Mass intestinal virus infection kills 19 children
www.chinaview.cn 2008-04-27 19:31:16   Print

    HEFEI, April 27 (Xinhua) -- A total of 19 children have died and more than 700 others fallen ill in an outbreak of a lethal intestinal virus in Fuyang City, east China's Anhui Province, since March.

    "Experts from the Ministry of Health, Anhui Province and Fuyang City confirmed the virus is entervirus 71 or EV 71 based on epidemiological surveys, clinical diagnosis and lab work," said the city's health department.

    Hospitals in Fuyang, in northwest Anhui, started to take in children with fever, along with blisters, ulcers in the mouth, or rashes on the hands and feet, in early March. Some of the victims were diagnosed with brain, heart and lung damage.

    All of the victims were aged below six, of whom, the majority being children under the age of two.

    By Saturday, there were 789 cases of infections, of which, 19 were fatal. A total of 204 children remain in hospital for further medical observation, of whom, four are said to be in critical conditions.

    The Ministry of Health sent a team in mid-April, and they have been working with health workers to find the cause of the infection.

    Chen Zhu, Minister of Health, on Saturday visited Fuyang to oversee work.

    Fuyang has set up a leading group for control and prevention of the lethal virus, backed with 3 million yuan (about 428,571 U.S. dollars) from Anhui Province and Fuyang City.
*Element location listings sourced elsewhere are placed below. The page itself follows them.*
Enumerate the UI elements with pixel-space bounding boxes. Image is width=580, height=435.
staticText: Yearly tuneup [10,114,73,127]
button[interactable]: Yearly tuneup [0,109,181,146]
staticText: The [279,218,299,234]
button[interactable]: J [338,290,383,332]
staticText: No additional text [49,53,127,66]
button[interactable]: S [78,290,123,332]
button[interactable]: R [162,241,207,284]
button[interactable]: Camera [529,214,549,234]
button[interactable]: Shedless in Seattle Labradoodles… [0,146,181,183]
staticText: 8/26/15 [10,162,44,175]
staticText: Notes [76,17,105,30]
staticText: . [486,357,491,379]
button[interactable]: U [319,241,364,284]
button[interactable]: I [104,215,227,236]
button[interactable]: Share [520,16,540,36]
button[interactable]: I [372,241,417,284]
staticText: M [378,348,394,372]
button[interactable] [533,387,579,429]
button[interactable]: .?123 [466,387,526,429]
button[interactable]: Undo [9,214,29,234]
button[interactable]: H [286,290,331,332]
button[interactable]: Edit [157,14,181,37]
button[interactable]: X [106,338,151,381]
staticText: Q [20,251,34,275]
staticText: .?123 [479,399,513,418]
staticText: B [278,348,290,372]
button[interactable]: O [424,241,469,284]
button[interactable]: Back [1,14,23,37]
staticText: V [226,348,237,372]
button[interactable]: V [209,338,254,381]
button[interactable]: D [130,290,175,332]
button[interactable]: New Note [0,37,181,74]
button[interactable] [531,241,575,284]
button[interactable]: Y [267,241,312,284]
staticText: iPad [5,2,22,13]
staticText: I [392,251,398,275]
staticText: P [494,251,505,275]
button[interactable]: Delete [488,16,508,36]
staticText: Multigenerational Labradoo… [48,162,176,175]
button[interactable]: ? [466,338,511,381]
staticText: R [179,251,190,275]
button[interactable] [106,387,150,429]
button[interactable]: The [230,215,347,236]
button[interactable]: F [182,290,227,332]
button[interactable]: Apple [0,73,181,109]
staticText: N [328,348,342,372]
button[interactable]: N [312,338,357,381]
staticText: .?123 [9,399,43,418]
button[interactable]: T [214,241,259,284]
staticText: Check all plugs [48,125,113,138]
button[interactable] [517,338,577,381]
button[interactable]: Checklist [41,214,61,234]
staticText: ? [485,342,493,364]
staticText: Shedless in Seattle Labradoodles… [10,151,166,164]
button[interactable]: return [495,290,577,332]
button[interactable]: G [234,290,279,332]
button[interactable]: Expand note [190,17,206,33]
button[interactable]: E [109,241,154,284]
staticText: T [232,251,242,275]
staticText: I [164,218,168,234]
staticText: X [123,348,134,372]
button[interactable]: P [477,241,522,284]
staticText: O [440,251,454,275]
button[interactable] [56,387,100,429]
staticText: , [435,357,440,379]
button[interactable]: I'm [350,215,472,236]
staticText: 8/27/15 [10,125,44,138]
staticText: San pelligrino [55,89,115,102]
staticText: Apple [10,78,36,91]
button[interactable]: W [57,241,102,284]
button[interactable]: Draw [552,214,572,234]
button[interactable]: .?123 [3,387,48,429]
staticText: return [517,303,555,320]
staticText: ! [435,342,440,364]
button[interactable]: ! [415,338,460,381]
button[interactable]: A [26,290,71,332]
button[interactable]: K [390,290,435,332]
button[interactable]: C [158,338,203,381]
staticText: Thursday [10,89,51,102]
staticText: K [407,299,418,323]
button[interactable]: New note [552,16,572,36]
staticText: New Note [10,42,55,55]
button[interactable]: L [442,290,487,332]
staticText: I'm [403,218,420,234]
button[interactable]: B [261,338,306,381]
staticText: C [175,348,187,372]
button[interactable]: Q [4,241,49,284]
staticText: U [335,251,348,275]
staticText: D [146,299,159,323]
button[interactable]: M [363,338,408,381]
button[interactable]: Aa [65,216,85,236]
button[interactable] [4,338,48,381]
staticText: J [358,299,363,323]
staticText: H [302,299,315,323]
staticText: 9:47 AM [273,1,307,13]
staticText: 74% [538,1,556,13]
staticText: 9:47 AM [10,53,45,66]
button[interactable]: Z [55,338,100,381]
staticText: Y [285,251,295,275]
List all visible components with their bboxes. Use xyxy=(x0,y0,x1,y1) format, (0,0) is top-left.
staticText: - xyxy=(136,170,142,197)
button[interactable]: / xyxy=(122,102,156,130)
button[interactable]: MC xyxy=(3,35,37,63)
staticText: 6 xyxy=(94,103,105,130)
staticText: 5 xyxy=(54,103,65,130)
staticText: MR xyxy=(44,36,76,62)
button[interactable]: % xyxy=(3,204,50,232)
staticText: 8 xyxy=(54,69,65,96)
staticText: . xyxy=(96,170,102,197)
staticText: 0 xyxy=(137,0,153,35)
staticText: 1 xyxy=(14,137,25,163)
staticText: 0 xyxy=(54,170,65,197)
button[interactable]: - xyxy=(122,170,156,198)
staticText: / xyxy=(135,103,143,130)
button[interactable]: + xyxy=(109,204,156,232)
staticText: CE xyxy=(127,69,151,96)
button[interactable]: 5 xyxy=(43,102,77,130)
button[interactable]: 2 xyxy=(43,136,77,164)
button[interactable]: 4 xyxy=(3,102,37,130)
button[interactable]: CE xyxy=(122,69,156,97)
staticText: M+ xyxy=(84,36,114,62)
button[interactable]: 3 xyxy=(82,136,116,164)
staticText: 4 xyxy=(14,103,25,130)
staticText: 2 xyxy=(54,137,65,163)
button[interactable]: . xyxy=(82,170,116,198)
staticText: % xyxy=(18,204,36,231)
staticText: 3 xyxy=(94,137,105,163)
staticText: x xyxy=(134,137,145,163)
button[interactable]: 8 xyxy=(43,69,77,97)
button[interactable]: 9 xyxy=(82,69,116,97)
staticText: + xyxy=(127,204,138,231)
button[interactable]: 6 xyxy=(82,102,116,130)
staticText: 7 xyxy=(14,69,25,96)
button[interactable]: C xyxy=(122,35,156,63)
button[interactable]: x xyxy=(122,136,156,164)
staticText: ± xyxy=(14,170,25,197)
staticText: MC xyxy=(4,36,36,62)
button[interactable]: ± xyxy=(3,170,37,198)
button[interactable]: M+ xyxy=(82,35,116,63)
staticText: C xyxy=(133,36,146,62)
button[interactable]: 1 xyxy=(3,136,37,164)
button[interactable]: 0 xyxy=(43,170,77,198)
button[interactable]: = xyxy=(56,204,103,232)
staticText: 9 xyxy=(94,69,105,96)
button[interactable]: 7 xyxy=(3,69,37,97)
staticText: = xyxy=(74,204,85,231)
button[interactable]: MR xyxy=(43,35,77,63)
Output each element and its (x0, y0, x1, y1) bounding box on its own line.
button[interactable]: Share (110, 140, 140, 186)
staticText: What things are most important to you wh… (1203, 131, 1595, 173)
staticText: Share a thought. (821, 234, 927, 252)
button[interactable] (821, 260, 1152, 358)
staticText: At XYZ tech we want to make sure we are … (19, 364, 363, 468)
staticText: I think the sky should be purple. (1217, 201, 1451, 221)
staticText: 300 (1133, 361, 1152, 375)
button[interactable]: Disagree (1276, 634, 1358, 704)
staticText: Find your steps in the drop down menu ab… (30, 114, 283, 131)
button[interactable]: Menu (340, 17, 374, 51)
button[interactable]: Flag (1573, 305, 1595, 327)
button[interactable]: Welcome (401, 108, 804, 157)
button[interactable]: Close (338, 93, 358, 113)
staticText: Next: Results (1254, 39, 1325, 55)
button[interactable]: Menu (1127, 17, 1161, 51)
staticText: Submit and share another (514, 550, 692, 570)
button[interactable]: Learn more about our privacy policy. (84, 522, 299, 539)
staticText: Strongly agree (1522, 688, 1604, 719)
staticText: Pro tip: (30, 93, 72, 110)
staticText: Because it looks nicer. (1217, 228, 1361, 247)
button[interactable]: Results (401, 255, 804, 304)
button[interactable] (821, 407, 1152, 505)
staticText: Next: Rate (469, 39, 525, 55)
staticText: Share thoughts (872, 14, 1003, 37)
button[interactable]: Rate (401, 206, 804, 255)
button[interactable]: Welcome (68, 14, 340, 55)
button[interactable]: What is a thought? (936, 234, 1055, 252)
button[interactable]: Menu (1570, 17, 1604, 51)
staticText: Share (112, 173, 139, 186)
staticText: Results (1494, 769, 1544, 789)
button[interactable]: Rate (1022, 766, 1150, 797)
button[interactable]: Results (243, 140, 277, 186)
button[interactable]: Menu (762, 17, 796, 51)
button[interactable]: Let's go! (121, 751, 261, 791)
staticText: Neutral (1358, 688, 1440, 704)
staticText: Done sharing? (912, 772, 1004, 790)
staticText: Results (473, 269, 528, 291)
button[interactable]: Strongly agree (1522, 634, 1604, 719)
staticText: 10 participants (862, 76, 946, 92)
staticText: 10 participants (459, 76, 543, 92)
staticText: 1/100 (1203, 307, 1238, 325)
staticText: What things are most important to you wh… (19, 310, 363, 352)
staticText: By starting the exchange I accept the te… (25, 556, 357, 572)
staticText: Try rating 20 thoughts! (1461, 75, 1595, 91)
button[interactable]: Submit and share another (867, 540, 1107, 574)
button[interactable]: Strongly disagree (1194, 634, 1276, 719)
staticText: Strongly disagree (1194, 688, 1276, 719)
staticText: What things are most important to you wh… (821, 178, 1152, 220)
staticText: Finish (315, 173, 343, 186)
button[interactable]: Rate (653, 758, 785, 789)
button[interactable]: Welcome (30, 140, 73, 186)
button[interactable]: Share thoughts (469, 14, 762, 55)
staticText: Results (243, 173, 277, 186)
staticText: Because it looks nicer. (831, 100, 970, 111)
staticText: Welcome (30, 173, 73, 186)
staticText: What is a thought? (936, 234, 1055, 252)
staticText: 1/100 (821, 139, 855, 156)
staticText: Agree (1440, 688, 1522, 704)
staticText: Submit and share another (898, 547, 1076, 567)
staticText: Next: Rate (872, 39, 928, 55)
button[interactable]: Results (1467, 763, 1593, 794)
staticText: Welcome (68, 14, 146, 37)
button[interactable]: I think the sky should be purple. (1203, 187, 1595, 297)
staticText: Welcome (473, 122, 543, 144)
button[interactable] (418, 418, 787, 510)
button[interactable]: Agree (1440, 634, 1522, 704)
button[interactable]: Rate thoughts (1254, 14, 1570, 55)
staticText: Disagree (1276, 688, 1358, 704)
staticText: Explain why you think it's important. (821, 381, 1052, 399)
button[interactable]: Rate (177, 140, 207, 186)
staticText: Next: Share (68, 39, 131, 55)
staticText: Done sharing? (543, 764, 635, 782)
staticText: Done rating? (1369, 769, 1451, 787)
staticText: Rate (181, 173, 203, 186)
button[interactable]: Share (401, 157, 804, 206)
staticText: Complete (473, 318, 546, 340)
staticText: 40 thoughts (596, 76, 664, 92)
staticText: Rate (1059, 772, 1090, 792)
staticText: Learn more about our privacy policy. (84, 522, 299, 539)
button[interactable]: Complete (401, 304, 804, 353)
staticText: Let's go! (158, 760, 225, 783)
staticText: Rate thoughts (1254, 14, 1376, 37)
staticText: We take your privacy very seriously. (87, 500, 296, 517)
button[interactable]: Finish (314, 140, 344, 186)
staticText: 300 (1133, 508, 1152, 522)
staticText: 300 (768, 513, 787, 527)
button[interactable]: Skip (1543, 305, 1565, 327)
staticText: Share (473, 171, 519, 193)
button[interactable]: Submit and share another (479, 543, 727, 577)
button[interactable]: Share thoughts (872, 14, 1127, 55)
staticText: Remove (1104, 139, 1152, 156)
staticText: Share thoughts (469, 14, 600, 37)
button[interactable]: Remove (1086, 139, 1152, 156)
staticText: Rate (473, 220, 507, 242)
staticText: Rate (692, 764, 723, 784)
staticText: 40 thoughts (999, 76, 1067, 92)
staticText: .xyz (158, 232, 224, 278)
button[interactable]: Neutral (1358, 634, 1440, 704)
    Other efforts to stop the infection spreading include improved disease monitoring, more epidemiological surveys and lab tests.

    Schools, kindergartens and villages are being inspected for hygiene.

    Enterovirus 71 can cause hand, foot and mouth disease which usually starts with a slight fever followed by blisters of ulcers in the mouth and on the hands and feet.

    It may cause high fever, meningitis, encephalitis, pulmonary edema and paralysis in a small number of children. Paralysis is more common in children under 2 years of age and meningitis is more common in children from 2-5 years of age, said Yang Weizhong, deputy chief of Chinese Center for Disease Control and Prevention.

    Infections could lead to high mortalities in serious cases and neither vaccine nor therapeutic treatment is available.